Language is precisely what its speakers make of it. In Anglo-Saxon, every noun had gender, and the rabble of illiterate peasants who ignore the rules of grammar dropped that in the creation of Middle English. It is a rule in English, or was, that you is a plural pronoun. Everyone who uses it as a singular instead of thou or thee is violating the rules.
It is melancholy to reflect how many people, some of them entrusted with the instruction of the young, have not taken the trouble to inform their opinions. Anyone who troubles to look into Merriam-Webster's Dictionary of English Usage will discover a page and a half on hopefully, with explanation that it had a pedigree as a sentence adverb before falling out of favor in the 1960s, and that there is no grammatical objection to using it as a sentence adverb. Anyone who consults Bryan Garner, the prescriptivist's prescriptivist, will discover that he has been saying for years that the objection to hopefully is a lost cause and that the usage is well established in the language, though he doesn't much care for it himself.

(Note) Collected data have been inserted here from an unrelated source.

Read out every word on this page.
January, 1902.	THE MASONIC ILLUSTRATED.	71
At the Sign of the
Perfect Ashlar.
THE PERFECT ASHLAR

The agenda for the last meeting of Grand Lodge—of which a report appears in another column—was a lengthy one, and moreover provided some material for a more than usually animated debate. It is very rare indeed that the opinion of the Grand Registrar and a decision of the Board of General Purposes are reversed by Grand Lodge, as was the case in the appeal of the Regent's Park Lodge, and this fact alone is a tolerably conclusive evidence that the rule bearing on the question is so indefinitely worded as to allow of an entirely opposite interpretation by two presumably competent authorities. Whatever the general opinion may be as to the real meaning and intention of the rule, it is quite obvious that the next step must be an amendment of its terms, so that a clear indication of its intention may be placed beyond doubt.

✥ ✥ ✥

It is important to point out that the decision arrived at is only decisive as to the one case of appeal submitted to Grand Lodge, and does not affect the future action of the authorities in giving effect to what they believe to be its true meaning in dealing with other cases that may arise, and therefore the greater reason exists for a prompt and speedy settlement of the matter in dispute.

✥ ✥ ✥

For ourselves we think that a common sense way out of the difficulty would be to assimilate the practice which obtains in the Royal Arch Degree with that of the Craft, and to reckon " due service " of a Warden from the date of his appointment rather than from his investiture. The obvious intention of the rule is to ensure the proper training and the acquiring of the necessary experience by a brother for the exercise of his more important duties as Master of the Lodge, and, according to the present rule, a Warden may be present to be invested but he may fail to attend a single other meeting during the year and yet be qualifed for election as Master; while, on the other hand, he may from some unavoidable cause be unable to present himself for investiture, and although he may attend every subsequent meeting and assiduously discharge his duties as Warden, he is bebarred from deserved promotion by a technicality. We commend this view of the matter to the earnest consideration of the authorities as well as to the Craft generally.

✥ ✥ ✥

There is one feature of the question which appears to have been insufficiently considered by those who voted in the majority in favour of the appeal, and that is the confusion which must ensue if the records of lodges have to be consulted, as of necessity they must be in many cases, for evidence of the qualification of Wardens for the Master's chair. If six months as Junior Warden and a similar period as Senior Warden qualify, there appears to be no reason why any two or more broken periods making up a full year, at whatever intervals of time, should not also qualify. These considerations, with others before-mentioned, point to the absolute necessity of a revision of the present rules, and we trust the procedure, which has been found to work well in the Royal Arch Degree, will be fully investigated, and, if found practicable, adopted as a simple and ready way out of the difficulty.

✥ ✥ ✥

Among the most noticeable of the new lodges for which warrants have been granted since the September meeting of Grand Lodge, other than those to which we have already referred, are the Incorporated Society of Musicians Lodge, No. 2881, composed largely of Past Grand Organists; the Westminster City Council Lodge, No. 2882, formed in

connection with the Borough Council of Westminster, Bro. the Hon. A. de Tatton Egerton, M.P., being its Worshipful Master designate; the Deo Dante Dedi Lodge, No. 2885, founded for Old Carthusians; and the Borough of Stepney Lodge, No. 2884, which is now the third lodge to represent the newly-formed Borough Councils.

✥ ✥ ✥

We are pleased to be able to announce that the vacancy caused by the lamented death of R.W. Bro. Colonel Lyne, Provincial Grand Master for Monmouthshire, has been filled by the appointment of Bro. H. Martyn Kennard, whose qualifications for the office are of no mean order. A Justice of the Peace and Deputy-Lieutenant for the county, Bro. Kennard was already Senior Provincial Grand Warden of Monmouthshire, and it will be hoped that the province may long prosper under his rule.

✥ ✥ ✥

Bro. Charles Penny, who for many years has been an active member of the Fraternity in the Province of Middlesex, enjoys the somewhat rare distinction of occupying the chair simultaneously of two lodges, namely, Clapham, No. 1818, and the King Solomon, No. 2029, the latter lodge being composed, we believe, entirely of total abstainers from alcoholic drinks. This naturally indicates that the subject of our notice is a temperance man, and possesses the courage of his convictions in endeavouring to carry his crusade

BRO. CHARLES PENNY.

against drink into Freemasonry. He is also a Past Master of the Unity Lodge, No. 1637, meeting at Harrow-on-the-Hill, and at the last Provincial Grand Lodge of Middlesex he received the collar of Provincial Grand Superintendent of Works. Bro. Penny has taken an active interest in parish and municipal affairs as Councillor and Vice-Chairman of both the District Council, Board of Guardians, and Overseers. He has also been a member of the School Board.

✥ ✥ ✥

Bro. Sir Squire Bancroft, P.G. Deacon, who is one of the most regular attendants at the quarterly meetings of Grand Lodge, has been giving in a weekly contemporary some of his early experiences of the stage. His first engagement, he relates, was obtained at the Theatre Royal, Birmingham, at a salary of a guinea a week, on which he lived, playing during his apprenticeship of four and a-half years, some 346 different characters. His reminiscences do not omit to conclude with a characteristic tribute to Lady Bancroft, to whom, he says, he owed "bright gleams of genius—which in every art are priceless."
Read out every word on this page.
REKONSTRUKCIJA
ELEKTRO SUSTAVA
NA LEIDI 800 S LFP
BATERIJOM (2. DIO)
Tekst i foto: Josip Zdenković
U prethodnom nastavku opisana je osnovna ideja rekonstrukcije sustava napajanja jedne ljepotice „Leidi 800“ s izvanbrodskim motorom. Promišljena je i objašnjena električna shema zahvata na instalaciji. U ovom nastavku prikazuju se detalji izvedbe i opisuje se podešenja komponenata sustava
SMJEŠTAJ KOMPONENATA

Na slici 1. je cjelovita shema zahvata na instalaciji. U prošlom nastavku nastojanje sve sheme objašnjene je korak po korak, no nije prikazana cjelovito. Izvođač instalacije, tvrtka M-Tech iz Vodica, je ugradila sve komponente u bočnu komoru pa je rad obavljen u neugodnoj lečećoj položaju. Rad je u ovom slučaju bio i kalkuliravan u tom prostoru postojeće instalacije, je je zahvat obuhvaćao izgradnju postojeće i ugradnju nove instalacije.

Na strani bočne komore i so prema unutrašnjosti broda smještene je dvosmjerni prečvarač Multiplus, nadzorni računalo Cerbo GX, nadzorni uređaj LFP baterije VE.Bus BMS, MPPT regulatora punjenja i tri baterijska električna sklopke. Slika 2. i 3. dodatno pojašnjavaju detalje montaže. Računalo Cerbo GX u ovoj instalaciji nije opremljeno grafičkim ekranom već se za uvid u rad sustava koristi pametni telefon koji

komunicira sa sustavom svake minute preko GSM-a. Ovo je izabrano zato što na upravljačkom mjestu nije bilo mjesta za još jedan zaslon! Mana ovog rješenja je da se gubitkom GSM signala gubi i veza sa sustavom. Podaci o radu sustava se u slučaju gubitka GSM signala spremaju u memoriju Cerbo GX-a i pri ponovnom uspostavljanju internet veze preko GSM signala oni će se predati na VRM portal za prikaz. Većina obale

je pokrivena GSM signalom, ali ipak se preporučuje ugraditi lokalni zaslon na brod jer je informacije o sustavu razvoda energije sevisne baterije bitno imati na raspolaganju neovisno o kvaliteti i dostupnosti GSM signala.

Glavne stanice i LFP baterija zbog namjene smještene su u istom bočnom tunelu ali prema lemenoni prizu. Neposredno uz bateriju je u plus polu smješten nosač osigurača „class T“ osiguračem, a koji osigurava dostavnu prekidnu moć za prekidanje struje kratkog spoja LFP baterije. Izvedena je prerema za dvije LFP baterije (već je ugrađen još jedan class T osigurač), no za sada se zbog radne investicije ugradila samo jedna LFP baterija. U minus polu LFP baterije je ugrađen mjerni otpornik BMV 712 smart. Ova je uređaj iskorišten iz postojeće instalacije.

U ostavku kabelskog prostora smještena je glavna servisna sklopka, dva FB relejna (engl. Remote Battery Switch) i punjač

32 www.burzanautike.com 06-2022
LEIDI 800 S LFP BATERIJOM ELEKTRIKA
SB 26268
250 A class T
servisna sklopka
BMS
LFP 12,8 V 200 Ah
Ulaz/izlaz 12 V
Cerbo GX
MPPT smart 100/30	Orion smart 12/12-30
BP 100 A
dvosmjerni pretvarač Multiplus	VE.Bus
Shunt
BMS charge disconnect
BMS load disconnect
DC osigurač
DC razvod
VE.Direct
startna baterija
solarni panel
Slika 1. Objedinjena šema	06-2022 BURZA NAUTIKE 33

Here's what it comes down to. Vogue usages tend to irritate purists, because they are popular with the Wrong People. Vogue usages tend to fade away as the Wrong People are drawn to some shiny new thing, but some of them lodge in the language. Contact as a verb was scorned by purists in the 1940s and 1950s but is perfectly innocuous today. It appears to be the case than once the tribe of Harrumphers shuffles off to bliss eternal, hopefully will look considerably less catastrophic.
You don't like it? Don't use it. But you don't get to conflate your idiosyncratic linguistic preferences with the Law and the Prophets.
*With an unaccustomed mixture of humility and pride, I can point out that David Minthorn and Darrell Christian credited me with prodding them into the action.